Week 46: My Books are Yearning to Travel

I woke up with this sudden urge to travel, or rather to escape. Perhaps it had something to do with the dream that I woke up from. Perhaps it was my subconscious reaching out to me from the depths of misty darkness. But the call was quite loud and clear. My heart wants to go away from the pandemic hell. My heart wants to soar up into the skies and into cooler climes. My heart is crying out for some solitude — the kind of solitude you can find in the quiet company of nature.

I want to pack my bags with books and go away to a distant Himalayan village and spend my days reading and writing. It is my books which are yearning to travel. They are calling out to me and telling me to turn their pages in a locale different from the reading corners of my home. Suffice to say, I have exhausted all options, tried out all different ways I can read. My favourite still remains reading upside down — with me lying on the floor and my legs up on the sofa.

Books are the plane, and the train, and the road. They are the destination, and the journey. They are home.

Anna Quindlen, How Reading Changed My Life

My mind is like a child today, bargaining with me — ‘Let’s just take a flight. To anywhere.’ So malnourished is my soul from lack of travel, that I seem to be romanticising even the less pleasant aspects of air travel. The wonder and magic of travelling through books is not a mystery to me. But I yearn to travel with my books. My books are yearning to break free from the confines of my home.

A bag full of books

I welcome the uncontrollable outbursts of young children because that would mean that life, as we know it, is back to normal. Reading on a plane seems like a distant dream belonging to a different time and place. The quiet hum of the airplane, the cool air conditioner kissing my face so much so that sometimes I ask for a blanket to cocoon myself in while diving into the story. The aroma of coffee mingled with the tinkling of glasses and the quiet chatter of people. I want to watch the cloud cities from my window. I want to eat unpalatable airline food served in tiny rectangular boxes. I want to drift into a fitful sleep. I want to embrace the discomfort because it feels like this world has shrunk to the size of my apartment.

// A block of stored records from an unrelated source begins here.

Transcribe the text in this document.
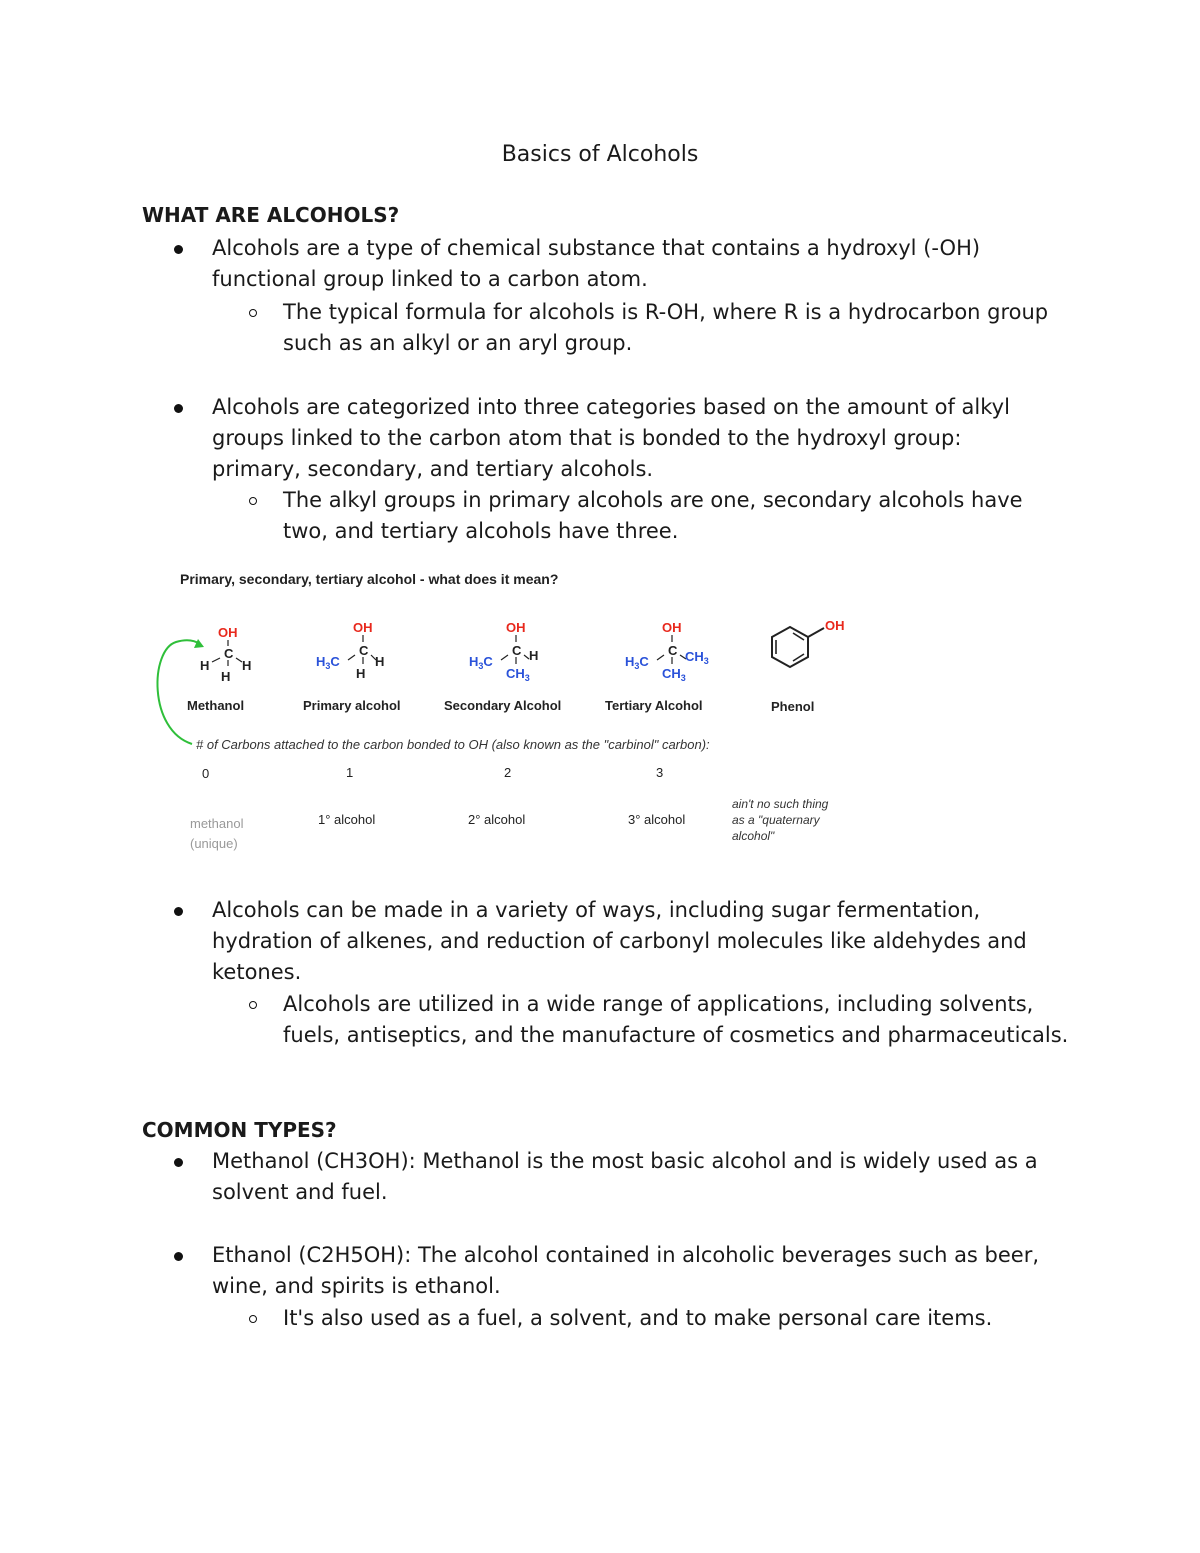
Basics of Alcohols
WHAT ARE ALCOHOLS?
Alcohols are a type of chemical substance that contains a hydroxyl (-OH) functional group linked to a carbon atom.
The typical formula for alcohols is R-OH, where R is a hydrocarbon group such as an alkyl or an aryl group.
Alcohols are categorized into three categories based on the amount of alkyl groups linked to the carbon atom that is bonded to the hydroxyl group: primary, secondary, and tertiary alcohols.
The alkyl groups in primary alcohols are one, secondary alcohols have two, and tertiary alcohols have three.
Primary, secondary, tertiary alcohol - what does it mean?
OH
C
H	H
H
OH
C
$H_3C$	H
H
OH
C
$H_3C$	H
$CH_3$
OH
C
$H_3C$	$CH_3$
$CH_3$
OH
Methanol	Primary alcohol	Secondary Alcohol	Tertiary Alcohol	Phenol
# of Carbons attached to the carbon bonded to OH (also known as the "carbinol" carbon):
0	1	2	3
methanol
(unique)
1° alcohol	2° alcohol	3° alcohol
ain't no such thing
as a "quaternary
alcohol"
Alcohols can be made in a variety of ways, including sugar fermentation, hydration of alkenes, and reduction of carbonyl molecules like aldehydes and ketones.
Alcohols are utilized in a wide range of applications, including solvents, fuels, antiseptics, and the manufacture of cosmetics and pharmaceuticals.
COMMON TYPES?
Methanol (CH3OH): Methanol is the most basic alcohol and is widely used as a solvent and fuel.
Ethanol (C2H5OH): The alcohol contained in alcoholic beverages such as beer, wine, and spirits is ethanol.
It's also used as a fuel, a solvent, and to make personal care items.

I know every book of mine by its smell, & I have but to put my nose between the pages to be reminded of all sorts of things.

George Gissing

My mind keeps wandering into the past of train travel and road travel and all those mountains and beaches that exist in the world out there. As the pandemic rages and tears the world asunder, it is only in the past that the mind can travel now. I want to return to those sweet hours spent in coffee shops drinking coffee turned cold. The days of yore when stories came alive as you turned the pages of a book while ambling in the aisles of a store. When you missed your stop or your step while fighting demons, inner or otherwise, inside the depths of a book. I want that dead time back — my kingdom for noisy malls, tiny café tables, and not-so-crowded bookstores!

I am not sure which one I want more — travel or books. For now, I want both. I want to travel with a book. I want to read somewhere other than on my armchair. I want to smell a different air when I am reading, I want to see different sights from my window while I turn the page. I want to hear the sound of silence when the pages of my book rustle and crinkle under my fingers.